CVS Health is focused on mentorship, sponsorship, development, and advancement at all levels with a heightened focus on the Black employee experience. Additionally, company-wide training and corporate culture programs that promote active and purposeful inclusion.

7. Expand access to free mental health services for people of color

Teladoc Health provides free mental health resources to support the Black and African American community

Last year, as public outrage grew over George Floyd’s killing and the long-standing injustices that people of color face, Teladoc Health recognized the need for counseling services and support. African Americans are less likely to receive care for mental health. The company moved to address that gap by offering free services through its BetterHelp brand, committing $100,000 to individuals in need. They noted that patients wishing to work with a counselor of color can indicate their preference when requesting their appointment.

Teladoc Health also contributed $100,000 in counseling services to all staff, volunteers, trainers, directors, and alumni of the nonprofit BOLD (Black Organizing for Leadership and Dignity) and $50,000 to the Black Mental Health Alliance, a national organization that develops forums, training, and referral services to support the health and well-being of Black people and other vulnerable communities.

“As our society moves to confront racial injustice, hatred and violence, we remain committed to standing up for equality and playing a role in driving positive change,” said Jason Gorevic, chief executive officer, Teladoc Health, in a news release. “Consistent with our values, creating greater access to mental health services for the Black and African American community is a first step in countering disparities that have persisted for too long.”

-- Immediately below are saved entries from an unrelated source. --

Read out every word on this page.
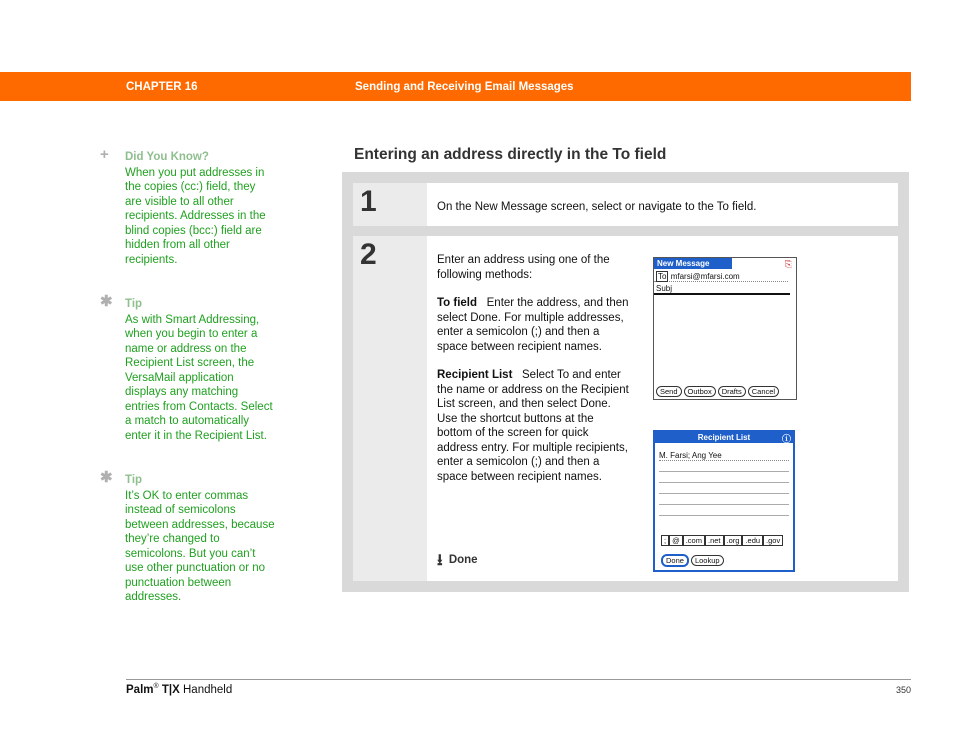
CHAPTER 16	Sending and Receiving Email Messages
+	Did You Know?
When you put addresses in the copies (cc:) field, they are visible to all other recipients. Addresses in the blind copies (bcc:) field are hidden from all other recipients.
✱	Tip
As with Smart Addressing, when you begin to enter a name or address on the Recipient List screen, the VersaMail application displays any matching entries from Contacts. Select a match to automatically enter it in the Recipient List.
✱	Tip
It’s OK to enter commas instead of semicolons between addresses, because they’re changed to semicolons. But you can’t use other punctuation or no punctuation between addresses.
Entering an address directly in the To field
1	On the New Message screen, select or navigate to the To field.
2	Enter an address using one of the following methods:
To field Enter the address, and then select Done. For multiple addresses, enter a semicolon (;) and then a space between recipient names.
Recipient List Select To and enter the name or address on the Recipient List screen, and then select Done. Use the shortcut buttons at the bottom of the screen for quick address entry. For multiple recipients, enter a semicolon (;) and then a space between recipient names.
⭳ Done
New Message	⎘
To mfarsi@mfarsi.com
Subj
Send Outbox Drafts Cancel
Recipient List	ⓘ
M. Farsi; Ang Yee
; @ .com .net .org .edu .gov
Done Lookup
Palm® T|X Handheld	350
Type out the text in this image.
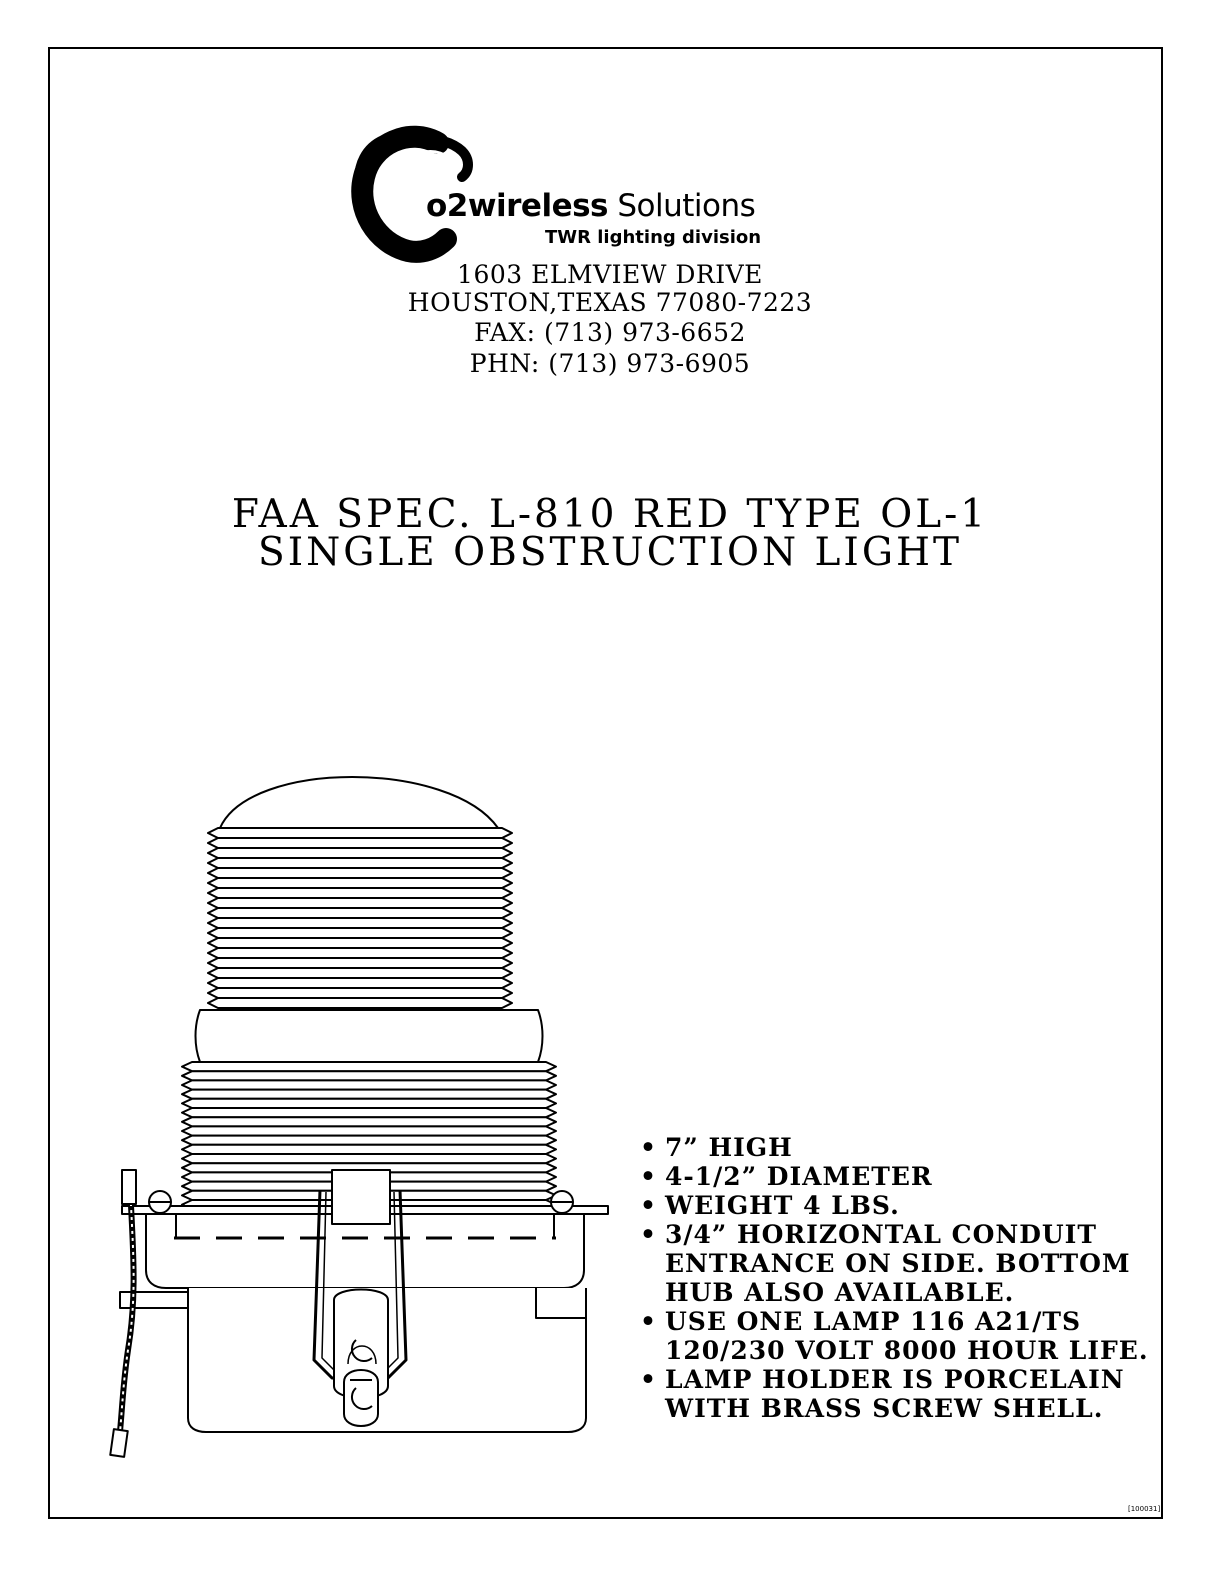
o2wireless Solutions
TWR lighting division
1603 ELMVIEW DRIVE
HOUSTON,TEXAS 77080-7223
FAX: (713) 973-6652
PHN: (713) 973-6905
FAA SPEC. L-810 RED TYPE OL-1
SINGLE OBSTRUCTION LIGHT
• 7” HIGH
• 4-1/2” DIAMETER
• WEIGHT 4 LBS.
• 3/4” HORIZONTAL CONDUIT
ENTRANCE ON SIDE. BOTTOM
HUB ALSO AVAILABLE.
• USE ONE LAMP 116 A21/TS
120/230 VOLT 8000 HOUR LIFE.
• LAMP HOLDER IS PORCELAIN
WITH BRASS SCREW SHELL.
[100031]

Finally, Teladoc Health has made available a continuing education (CE) course, “Tending to Racial Trauma During Crisis,” that is designed to equip mental health professionals with the tools necessary to provide culturally responsive care that supports communities of color.

8. Protect institutions that help people of color thrive, such as HBCUs

Siemens Healthineers donates COVID-19 testing technologies to support reopenings at HBCUs

As universities around the globe began to reopen, Siemens Foundation and Siemens Healthineers joined with Testing for America (TFA) to donate nearly $3 million in funding COVID-19 testing technologies to support the safe reopening of historically black colleges and universities (HBCUs) across the country.

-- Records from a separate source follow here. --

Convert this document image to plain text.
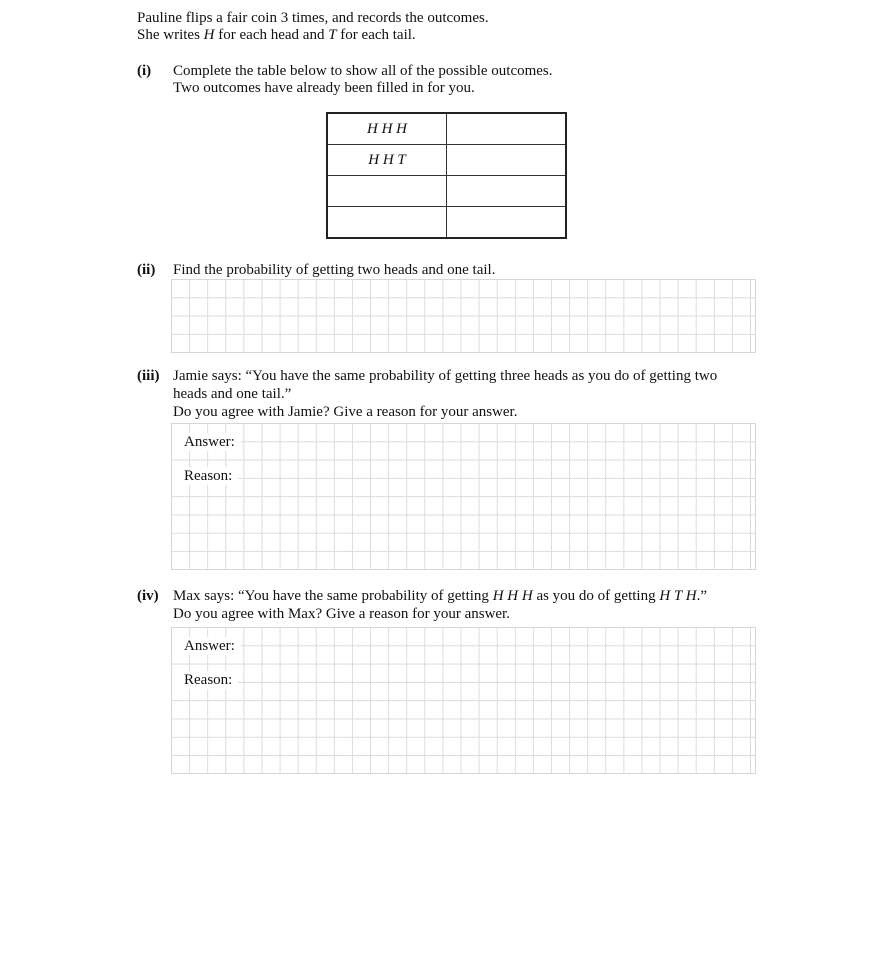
Pauline flips a fair coin 3 times, and records the outcomes.
She writes H for each head and T for each tail.
(i) Complete the table below to show all of the possible outcomes.
Two outcomes have already been filled in for you.
H H H	
H H T	

(ii) Find the probability of getting two heads and one tail.
(iii) Jamie says: “You have the same probability of getting three heads as you do of getting two
heads and one tail.”
Do you agree with Jamie? Give a reason for your answer.
Answer:
Reason:
(iv) Max says: “You have the same probability of getting H H H as you do of getting H T H.”
Do you agree with Max? Give a reason for your answer.
Answer:
Reason:
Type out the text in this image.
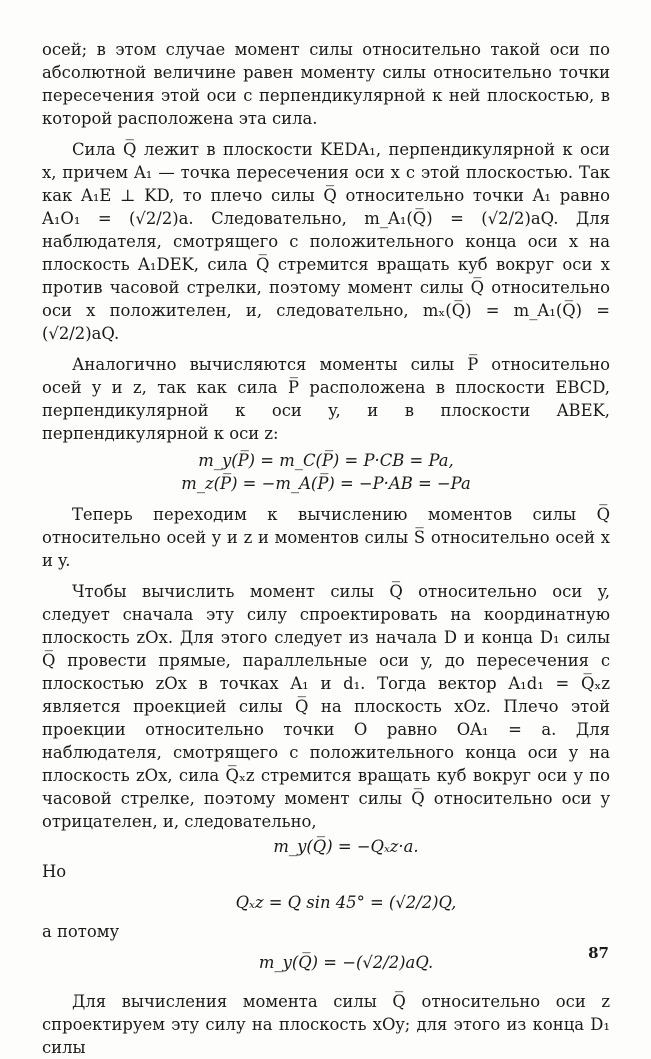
осей; в этом случае момент силы относительно такой оси по абсолютной величине равен моменту силы относительно точки пересечения этой оси с перпендикулярной к ней плоскостью, в которой расположена эта сила.

Сила Q̅ лежит в плоскости KEDA₁, перпендикулярной к оси x, причем A₁ — точка пересечения оси x с этой плоскостью. Так как A₁E ⊥ KD, то плечо силы Q̅ относительно точки A₁ равно A₁O₁ = (√2/2)a. Следовательно, m_A₁(Q̅) = (√2/2)aQ. Для наблюдателя, смотрящего с положительного конца оси x на плоскость A₁DEK, сила Q̅ стремится вращать куб вокруг оси x против часовой стрелки, поэтому момент силы Q̅ относительно оси x положителен, и, следовательно, mₓ(Q̅) = m_A₁(Q̅) = (√2/2)aQ.

Аналогично вычисляются моменты силы P̅ относительно осей y и z, так как сила P̅ расположена в плоскости EBCD, перпендикулярной к оси y, и в плоскости ABEK, перпендикулярной к оси z:

m_y(P̅) = m_C(P̅) = P·CB = Pa,

m_z(P̅) = −m_A(P̅) = −P·AB = −Pa

Теперь переходим к вычислению моментов силы Q̅ относительно осей y и z и моментов силы S̅ относительно осей x и y.

Чтобы вычислить момент силы Q̅ относительно оси y, следует сначала эту силу спроектировать на координатную плоскость zOx. Для этого следует из начала D и конца D₁ силы Q̅ провести прямые, параллельные оси y, до пересечения с плоскостью zOx в точках A₁ и d₁. Тогда вектор A₁d₁ = Q̅ₓz является проекцией силы Q̅ на плоскость xOz. Плечо этой проекции относительно точки O равно OA₁ = a. Для наблюдателя, смотрящего с положительного конца оси y на плоскость zOx, сила Q̅ₓz стремится вращать куб вокруг оси y по часовой стрелке, поэтому момент силы Q̅ относительно оси y отрицателен, и, следовательно,

m_y(Q̅) = −Qₓz·a.

Но

Qₓz = Q sin 45° = (√2/2)Q,

а потому

m_y(Q̅) = −(√2/2)aQ.

Для вычисления момента силы Q̅ относительно оси z спроектируем эту силу на плоскость xOy; для этого из конца D₁ силы

87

Siemens Healthineers will contribute technologies including serology tests, which look for antibodies that develop once a virus becomes present in a person’s system. Testing for America will work closely with Siemens and advise HBCUs on protocols and incorporation of these technologies on their campuses.

HBCUs enroll only 3 percent of college students in America but produce nearly 20 percent of all Black graduates, according to a report by UNCF, the United Negro College Fund. HBCUs play a critical role in ensuring more equitable higher education in the U.S.

“Siemens Healthineers is proud to support Testing for America and the HBCUs as they undertake reopening,” said Dave Pacitti, Siemens Foundation Board of Directors member; President of Siemens Medical Solutions USA, Inc.; and Head of the Americas for Siemens Healthineers. “This activity underscores the company’s commitment to ensuring underserved communities have access to healthcare.”

Looking ahead

These are just eight examples of a vast array of work underway to support humanism in healthcare, undertaken by the Gold Corporate Council members.

“The pandemic reveals our healthcare system to be very far away from the ideal we aspire to. The Gold Corporate Council members exemplify how humanism in healthcare – putting human dignity, values, and interests at the core of care – can flourish in the corporate sector,” said Dr. Richard I. Levin, President and CEO of the Gold Foundation. “We hope the entire corporate sector will take their inspiring lead and join in transforming healthcare for the better for all of us.”